AllBirds spins the above further and does a limited-edition set of shoes for Black Friday -- Rarebirds -- that sell out within days. They also hold workshops in store where customers can decorate their gift boxes with upcycled materials.

Third Love, the innovative bra and underwear DTC brand, has a policy of taking bras that have been returned by customers to and donating them to women in need. Like Ugmonk, they offered a discount during the Black Friday event and donated a bra for every bra sold. However, the added element was a telethon-like goal of 10,000 bras donated, so people could see their social impact during the event. 

A nod and a wink

The evolution of creative strategies around Black Friday bears a striking similarity to big TV events like the Super Bowl. It almost feels like the brief was “Let's talk about Black Friday without actually doing Black Friday.”

A strong case in point is the latest IHOP ad, "Stuck," that tames a mob of deal-crazed shoppers with the feel-good magic of IHOP's limited-time Elf on the Shelf Menu. The words Black Friday never come up.

And then there are the creative strategies that celebrate the holiday rituals. Chubbies, a DTC menswear brand, promoted their Schworts with a tagline "Ate the whole turkey. Need comfy shorts." You can imagine the accompanying visual.

You've been pranked

There aren't words to do justice to the lunacy that is the Cards Against Humanity 99% off Sale. It's the killer app of all Black Friday promotions, and it truly couldn't have been done by any other brand. It sells the game -- true -- but it's a promotion, a countdown sale, and the kind of absurd theatre that underscores the game's reason for being like nothing else.

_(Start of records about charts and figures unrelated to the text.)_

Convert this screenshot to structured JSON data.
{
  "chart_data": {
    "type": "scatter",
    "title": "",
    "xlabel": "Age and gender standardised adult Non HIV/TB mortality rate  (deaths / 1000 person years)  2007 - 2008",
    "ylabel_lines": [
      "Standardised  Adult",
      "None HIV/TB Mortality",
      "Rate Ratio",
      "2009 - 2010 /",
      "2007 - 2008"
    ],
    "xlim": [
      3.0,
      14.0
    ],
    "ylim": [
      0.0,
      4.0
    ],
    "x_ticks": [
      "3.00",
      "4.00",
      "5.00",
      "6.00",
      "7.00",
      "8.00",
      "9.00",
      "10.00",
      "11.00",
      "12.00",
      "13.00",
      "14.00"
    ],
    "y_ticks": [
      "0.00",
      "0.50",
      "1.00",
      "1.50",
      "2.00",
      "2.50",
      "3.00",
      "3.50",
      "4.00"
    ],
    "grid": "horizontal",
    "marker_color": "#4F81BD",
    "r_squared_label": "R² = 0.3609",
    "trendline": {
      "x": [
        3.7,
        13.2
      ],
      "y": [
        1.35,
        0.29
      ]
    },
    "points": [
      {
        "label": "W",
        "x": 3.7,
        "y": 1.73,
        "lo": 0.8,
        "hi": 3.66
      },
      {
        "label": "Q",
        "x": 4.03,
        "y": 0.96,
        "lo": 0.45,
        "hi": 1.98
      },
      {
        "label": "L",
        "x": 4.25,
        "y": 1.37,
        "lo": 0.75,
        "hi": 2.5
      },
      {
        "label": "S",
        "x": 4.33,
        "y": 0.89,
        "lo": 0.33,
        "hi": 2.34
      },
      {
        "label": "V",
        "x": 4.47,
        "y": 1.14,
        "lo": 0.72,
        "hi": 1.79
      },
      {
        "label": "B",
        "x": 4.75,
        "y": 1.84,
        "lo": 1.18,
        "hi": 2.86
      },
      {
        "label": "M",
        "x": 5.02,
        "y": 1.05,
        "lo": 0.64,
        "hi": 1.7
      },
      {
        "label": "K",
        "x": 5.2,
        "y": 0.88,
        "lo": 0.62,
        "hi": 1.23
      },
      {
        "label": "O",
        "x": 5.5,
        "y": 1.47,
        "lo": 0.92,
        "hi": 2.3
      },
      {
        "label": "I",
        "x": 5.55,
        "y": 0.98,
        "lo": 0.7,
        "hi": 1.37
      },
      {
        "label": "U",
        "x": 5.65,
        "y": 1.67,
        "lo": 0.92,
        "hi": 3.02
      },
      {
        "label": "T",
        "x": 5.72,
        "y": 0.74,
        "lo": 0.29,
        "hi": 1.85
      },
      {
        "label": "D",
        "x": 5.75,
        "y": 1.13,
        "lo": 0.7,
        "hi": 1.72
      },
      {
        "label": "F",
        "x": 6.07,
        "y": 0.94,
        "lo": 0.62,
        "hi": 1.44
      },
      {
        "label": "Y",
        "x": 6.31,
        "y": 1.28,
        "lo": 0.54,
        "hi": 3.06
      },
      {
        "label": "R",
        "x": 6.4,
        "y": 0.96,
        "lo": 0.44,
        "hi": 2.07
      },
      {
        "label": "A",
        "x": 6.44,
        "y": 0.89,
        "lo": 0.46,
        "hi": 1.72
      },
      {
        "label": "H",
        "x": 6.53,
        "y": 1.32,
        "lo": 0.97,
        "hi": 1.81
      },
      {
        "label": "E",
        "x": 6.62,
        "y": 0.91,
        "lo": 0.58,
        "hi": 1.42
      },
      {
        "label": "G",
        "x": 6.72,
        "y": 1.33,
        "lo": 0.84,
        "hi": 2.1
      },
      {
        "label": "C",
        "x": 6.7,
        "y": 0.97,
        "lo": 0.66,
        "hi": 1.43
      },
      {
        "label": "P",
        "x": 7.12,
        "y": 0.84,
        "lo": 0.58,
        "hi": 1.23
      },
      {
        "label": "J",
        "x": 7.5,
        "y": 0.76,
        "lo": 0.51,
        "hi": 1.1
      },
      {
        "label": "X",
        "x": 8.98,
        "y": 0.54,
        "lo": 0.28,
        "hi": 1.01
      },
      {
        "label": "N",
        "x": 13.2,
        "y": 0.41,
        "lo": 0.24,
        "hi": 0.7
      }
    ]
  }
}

It involves a faceless guy in a red full-body leotard, a genuine 17th-century Italian halberd, a generous helping of swears, and the lowest production values available anywhere. It's NSFW but unmissable, so plan your day accordingly.

To succeed in counter-programming Black Friday, then, it's clear that the brands that succeed do one thing extremely well: they understand the intersection between their customers, their product and Black Friday as a moment in their customers’ lives.

Let's see how their thinking evolves this coming Black Friday.